Teresa tenía doce años recién estrenados, unos padres encantadores, un hermano y unos cuantos tíos, primos y muchos amigos. Una sonrisa abierta y feliz y una vida por delante. Un infarto fulminante la sacó de este mundo. Terrible, más aún cuando hace ahora veinticinco años que murieron de la misma forma y en el mismo día dos hermanos de su madre con apenas veinte años. No sabes por qué la tragedia en ocasiones se ceba en algunas familias. Hace veinticinco años aquellos dos hermanos en el mismo día. Ahora Teresa, con apenas doce primaveras.

Me golpeó la noticia. En su día presidí el matrimonio de sus padres y celebré su bautizo, así como posteriormente el de su hermano. Conozco bien a toda la familia, con un recuerdo especial, por qué no dar nombres, para la abuela Angelita, fallecida hace dos años, una mujer de fe sencilla y profunda que supo aceptar con ejemplar resignación la muerte de los hijos y posteriormente la de su esposo, y transmitir esa misma fe a toda la familia.
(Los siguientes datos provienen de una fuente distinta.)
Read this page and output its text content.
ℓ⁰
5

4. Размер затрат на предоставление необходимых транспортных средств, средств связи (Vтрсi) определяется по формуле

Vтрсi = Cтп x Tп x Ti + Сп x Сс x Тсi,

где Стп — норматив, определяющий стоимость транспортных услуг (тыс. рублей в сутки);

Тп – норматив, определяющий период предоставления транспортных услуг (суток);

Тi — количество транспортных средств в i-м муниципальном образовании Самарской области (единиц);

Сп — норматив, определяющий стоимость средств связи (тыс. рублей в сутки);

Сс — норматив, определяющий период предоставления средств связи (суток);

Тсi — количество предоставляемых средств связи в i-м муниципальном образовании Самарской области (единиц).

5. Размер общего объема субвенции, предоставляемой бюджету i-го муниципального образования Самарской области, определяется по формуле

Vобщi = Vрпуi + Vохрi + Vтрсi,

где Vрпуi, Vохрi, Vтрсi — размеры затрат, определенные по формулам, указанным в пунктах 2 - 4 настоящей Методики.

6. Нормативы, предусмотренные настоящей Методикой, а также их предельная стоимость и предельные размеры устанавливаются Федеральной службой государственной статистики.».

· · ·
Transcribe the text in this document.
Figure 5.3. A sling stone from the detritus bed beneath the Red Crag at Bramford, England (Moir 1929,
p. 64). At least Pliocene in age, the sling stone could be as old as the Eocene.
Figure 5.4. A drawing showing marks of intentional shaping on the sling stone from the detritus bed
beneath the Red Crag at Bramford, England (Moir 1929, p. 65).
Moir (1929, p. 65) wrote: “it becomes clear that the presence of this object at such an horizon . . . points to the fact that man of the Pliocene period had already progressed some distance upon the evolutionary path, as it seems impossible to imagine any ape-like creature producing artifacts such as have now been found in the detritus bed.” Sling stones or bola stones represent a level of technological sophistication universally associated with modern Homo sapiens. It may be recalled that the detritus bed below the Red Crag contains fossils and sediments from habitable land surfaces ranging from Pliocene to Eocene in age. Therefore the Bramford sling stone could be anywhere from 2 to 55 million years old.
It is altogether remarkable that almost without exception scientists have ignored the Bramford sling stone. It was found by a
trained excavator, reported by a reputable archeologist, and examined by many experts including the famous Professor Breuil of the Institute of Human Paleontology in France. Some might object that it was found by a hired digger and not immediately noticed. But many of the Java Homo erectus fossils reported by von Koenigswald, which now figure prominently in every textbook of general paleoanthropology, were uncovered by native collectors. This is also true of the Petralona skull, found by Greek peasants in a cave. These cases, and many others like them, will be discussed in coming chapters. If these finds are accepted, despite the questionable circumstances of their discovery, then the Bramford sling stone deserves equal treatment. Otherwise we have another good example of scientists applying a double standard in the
No son momentos para tratar de explicar nada. Celebró la misa el párroco y quise concelebrar con él. Palabras para los padres no me salieron. Eso sí, nos dimos un abrazo enorme y lloramos juntos, mientras me decían que tenían el consuelo de que la abuela Angelita cuidaría de Teresa en el cielo.

No, por favor. No me vengan ahora con un tratado de teología sobre el purgatorio, los novísimos, la pena temporal, el reato. Cuando ocurre algo así es el momento de llorar juntos, reconocer que nos faltan palabras y que las que conocemos de siempre se nos quedan cortas. Es momento de volver a la fe más sencilla, a la que aprendimos de niños, confiar en la misericordia de Dios y pensar en el cielo donde la Virgen, esa Virgen del Espinar que tanto quieren y tanto les quiere, cuidará de Teresa por siempre.

Seamos claros. Hay muertes y muertes. Que se vaya la abuelita con ochenta y tantos, noventa años, es ley de vida, y duele pero se acepta con serenidad como algo que tiene que ser. Cuando la muerte se lleva a un niño, un joven, y especialmente en determinadas circunstancias, se rompen todos los esquemas. Fácil predicar sobre el sentido de la vida y la muerte cuando esta nos llega de forma digamos natural. Complicadísimo encajarla cuando se rompen todos los esquemas. En esos casos cada vez predico menos. Me limito a llamar a la confianza en Dios que nunca nos deja solos, a invitar a la oración común y a llorar con una familia que en ese momento anda sobrada de palabras y necesitada de abrazos.

Teresa, de parte de tu antiguo párroco, el que te bautizó, un beso. Y otro de mi parte, y muy fuerte, para la abuela Angelita.